In previous studies, ER stress (ERS) was found to induce mitophagy. Autophagy may be thought of as a cyto-protective response to an overload of unfolded or misfolded proteins during ERS [58]. Gao et al. (2020) demonstrated that blocking activation of the ERS response prevented the mitophagy process initiated by plumbum [59]. In the present study, we found that the expressions of ATF4, ATF6, IRE1α, CHOP, GRP78 and GRP94 were increased in the group of 60 mg/kg Cd, indicating that Cd can induce ER stress by activating ATF4, IRE1 and ATF6 signaling pathways in the magnum of laying hens. Several regulatory components link the ERS, unfolded protein response (UPR) and mitochondrial function, of which MAMs play a central role.
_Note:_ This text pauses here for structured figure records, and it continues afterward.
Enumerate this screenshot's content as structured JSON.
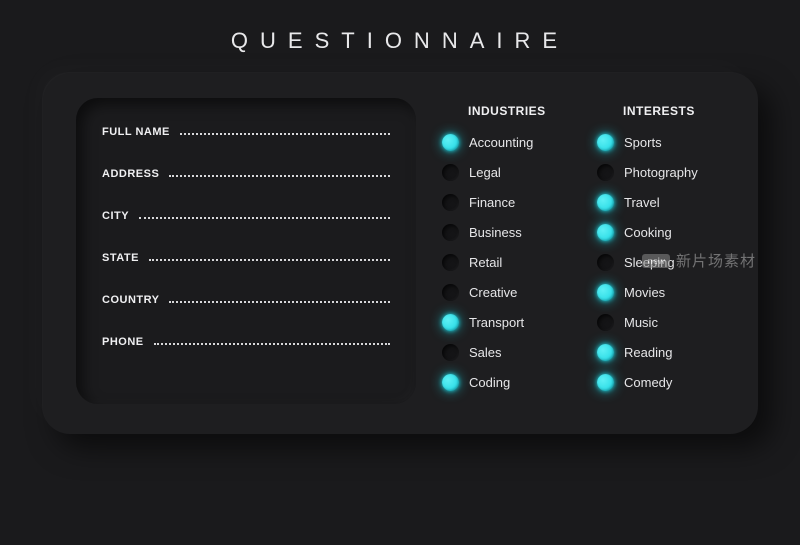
{
  "title": "QUESTIONNAIRE",
  "colors": {
    "background": "#1a1a1c",
    "card": "#1e1e20",
    "panel": "#1b1b1d",
    "text": "#f0f0f2",
    "accent": "#19d4e0"
  },
  "form": {
    "fields": [
      {
        "label": "FULL NAME"
      },
      {
        "label": "ADDRESS"
      },
      {
        "label": "CITY"
      },
      {
        "label": "STATE"
      },
      {
        "label": "COUNTRY"
      },
      {
        "label": "PHONE"
      }
    ]
  },
  "industries": {
    "heading": "INDUSTRIES",
    "options": [
      {
        "label": "Accounting",
        "selected": true
      },
      {
        "label": "Legal",
        "selected": false
      },
      {
        "label": "Finance",
        "selected": false
      },
      {
        "label": "Business",
        "selected": false
      },
      {
        "label": "Retail",
        "selected": false
      },
      {
        "label": "Creative",
        "selected": false
      },
      {
        "label": "Transport",
        "selected": true
      },
      {
        "label": "Sales",
        "selected": false
      },
      {
        "label": "Coding",
        "selected": true
      }
    ]
  },
  "interests": {
    "heading": "INTERESTS",
    "options": [
      {
        "label": "Sports",
        "selected": true
      },
      {
        "label": "Photography",
        "selected": false
      },
      {
        "label": "Travel",
        "selected": true
      },
      {
        "label": "Cooking",
        "selected": true
      },
      {
        "label": "Sleeping",
        "selected": false
      },
      {
        "label": "Movies",
        "selected": true
      },
      {
        "label": "Music",
        "selected": false
      },
      {
        "label": "Reading",
        "selected": true
      },
      {
        "label": "Comedy",
        "selected": true
      }
    ]
  },
  "watermark": {
    "badge": "new",
    "text": "新片场素材"
  }
}
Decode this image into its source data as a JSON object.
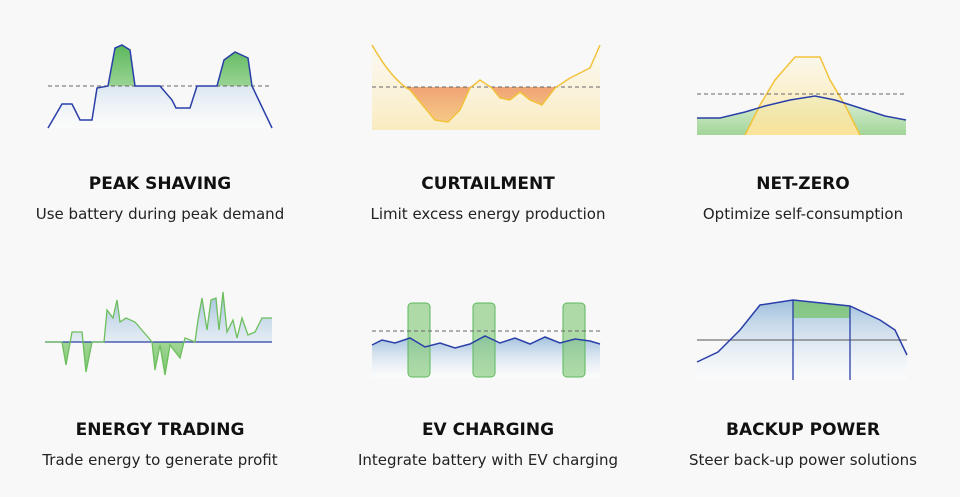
{
  "cards": [
    {
      "title": "PEAK SHAVING",
      "description": "Use battery during peak demand"
    },
    {
      "title": "CURTAILMENT",
      "description": "Limit excess energy production"
    },
    {
      "title": "NET-ZERO",
      "description": "Optimize self-consumption"
    },
    {
      "title": "ENERGY TRADING",
      "description": "Trade energy to generate profit"
    },
    {
      "title": "EV CHARGING",
      "description": "Integrate battery with EV charging"
    },
    {
      "title": "BACKUP POWER",
      "description": "Steer back-up power solutions"
    }
  ]
}
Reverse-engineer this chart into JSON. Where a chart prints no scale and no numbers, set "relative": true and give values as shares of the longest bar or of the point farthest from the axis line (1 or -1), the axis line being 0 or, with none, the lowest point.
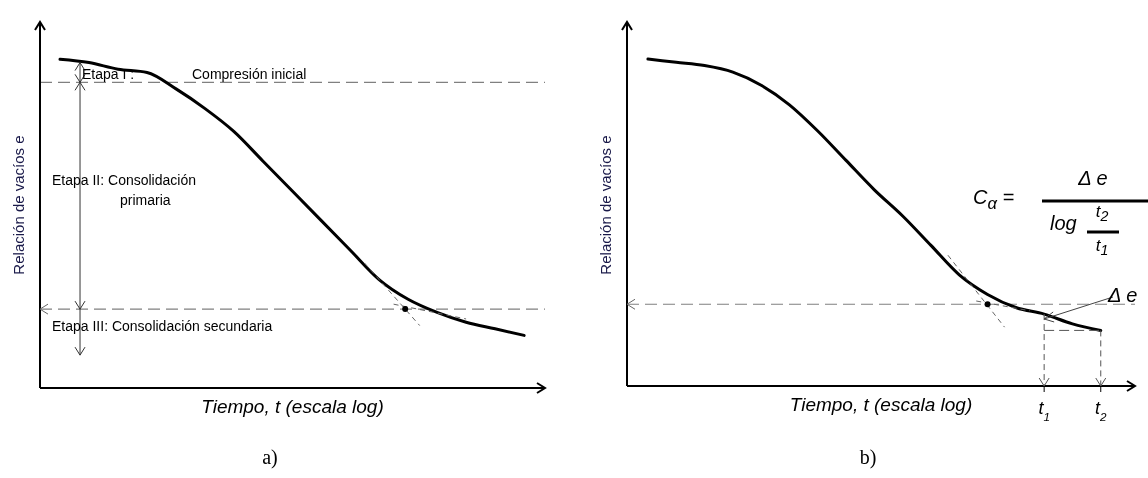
{
  "chart_data": [
    {
      "type": "line",
      "relative": true,
      "categories": [
        null,
        null,
        null,
        null,
        null,
        null,
        null,
        null,
        null,
        null,
        null,
        null,
        null,
        null,
        null,
        null,
        null
      ],
      "series": [
        {
          "color": "#000000",
          "values": [
            1.0,
            0.99,
            0.97,
            0.96,
            0.91,
            0.85,
            0.78,
            0.69,
            0.6,
            0.51,
            0.42,
            0.33,
            0.27,
            0.23,
            0.2,
            0.18,
            0.16
          ]
        }
      ],
      "xlabel": "Tiempo, t (escala log)",
      "ylabel": "Relación de vacíos  e",
      "ref_lines": [
        {
          "axis": "y",
          "value": 0.93,
          "color": "#808080",
          "line_style": "dashed"
        },
        {
          "axis": "y",
          "value": 0.24,
          "color": "#808080",
          "line_style": "dashed"
        }
      ],
      "annotations": [
        "Etapa I :",
        "Compresión inicial",
        "Etapa II: Consolidación",
        "primaria",
        "Etapa III: Consolidación secundaria",
        "a)"
      ]
    },
    {
      "type": "line",
      "relative": true,
      "categories": [
        null,
        null,
        null,
        null,
        null,
        null,
        null,
        null,
        null,
        null,
        null,
        null,
        null,
        null,
        "t$_{1}$",
        null,
        "t$_{2}$"
      ],
      "series": [
        {
          "color": "#000000",
          "values": [
            1.0,
            0.99,
            0.98,
            0.96,
            0.92,
            0.86,
            0.78,
            0.69,
            0.6,
            0.52,
            0.43,
            0.34,
            0.28,
            0.24,
            0.22,
            0.19,
            0.17
          ]
        }
      ],
      "xlabel": "Tiempo, t (escala log)",
      "ylabel": "Relación de vacíos  e",
      "ref_lines": [
        {
          "axis": "y",
          "value": 0.25,
          "color": "#808080",
          "line_style": "dashed"
        }
      ],
      "annotations": [
        "C$_{α}$ =",
        "Δ e",
        "log",
        "t$_{2}$",
        "t$_{1}$",
        "Δ e",
        "b)"
      ]
    }
  ]
}
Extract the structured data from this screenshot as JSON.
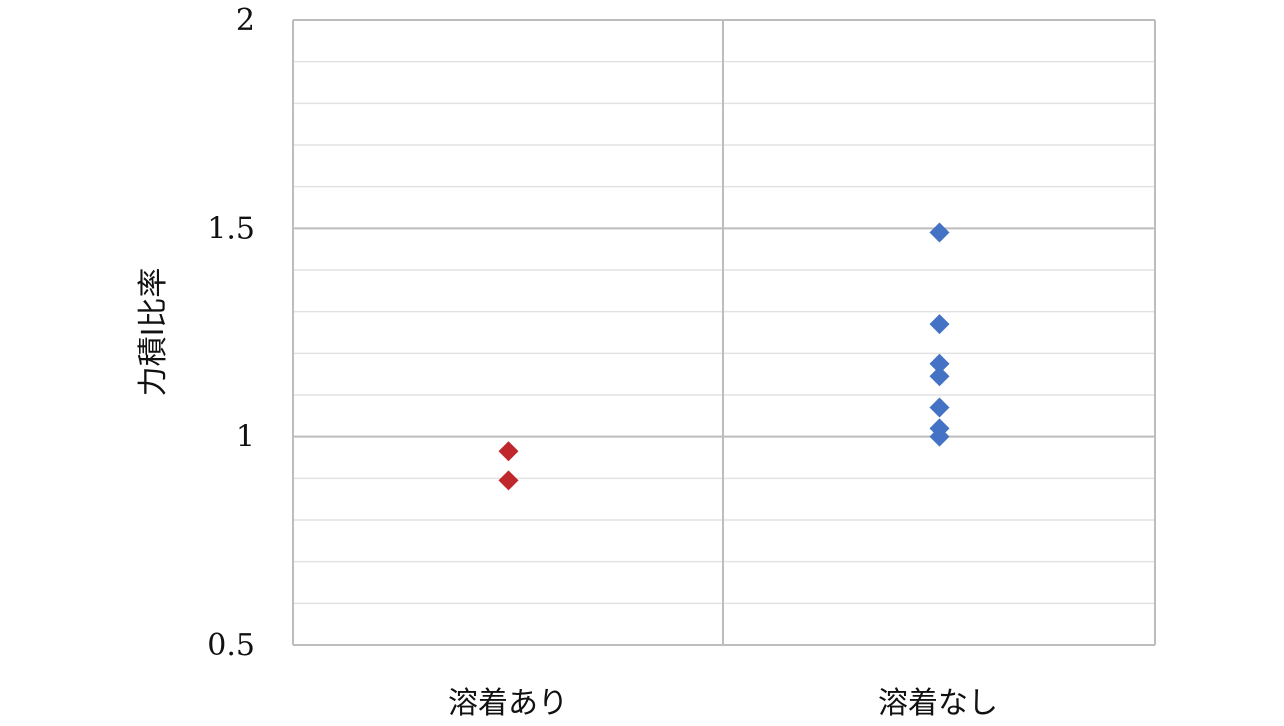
{
  "chart_data": {
    "type": "scatter",
    "title": "",
    "xlabel": "",
    "ylabel": "力積I比率",
    "ylim": [
      0.5,
      2
    ],
    "yticks": [
      "0.5",
      "1",
      "1.5",
      "2"
    ],
    "categories": [
      "溶着あり",
      "溶着なし"
    ],
    "grid": true,
    "series": [
      {
        "category": "溶着あり",
        "color": "#c0272d",
        "values": [
          0.965,
          0.895
        ]
      },
      {
        "category": "溶着なし",
        "color": "#4472c4",
        "values": [
          1.49,
          1.27,
          1.175,
          1.145,
          1.07,
          1.02,
          1.0
        ]
      }
    ]
  }
}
ATF4 was reported to control expression of the ubiquitin ligase Parkin, a crucial regulator of mitochondria function and dynamics [60]. Phosphorylated MFN2 is a receptor of Parkin, which interacts with Parkin to promote the ubiquitination of mitochondrial proteins [61]. Xin et al. (2019) indicated that knockdown of Mfn2 led to aggravation of the PERK/ATF4 pathway [62]. Lin et al. (2021) demonstrated that excessive ROS accumulation is a critical activator of ERS, leading to mitochondrial Ca2+ accumulation via IP3R–GRP75–VDAC1 complex, and consequently programmed necrosis [63]. These results suggest that Cd exposure can promote mitophagy by inducing ER stress and disrupting the MAMs coupling.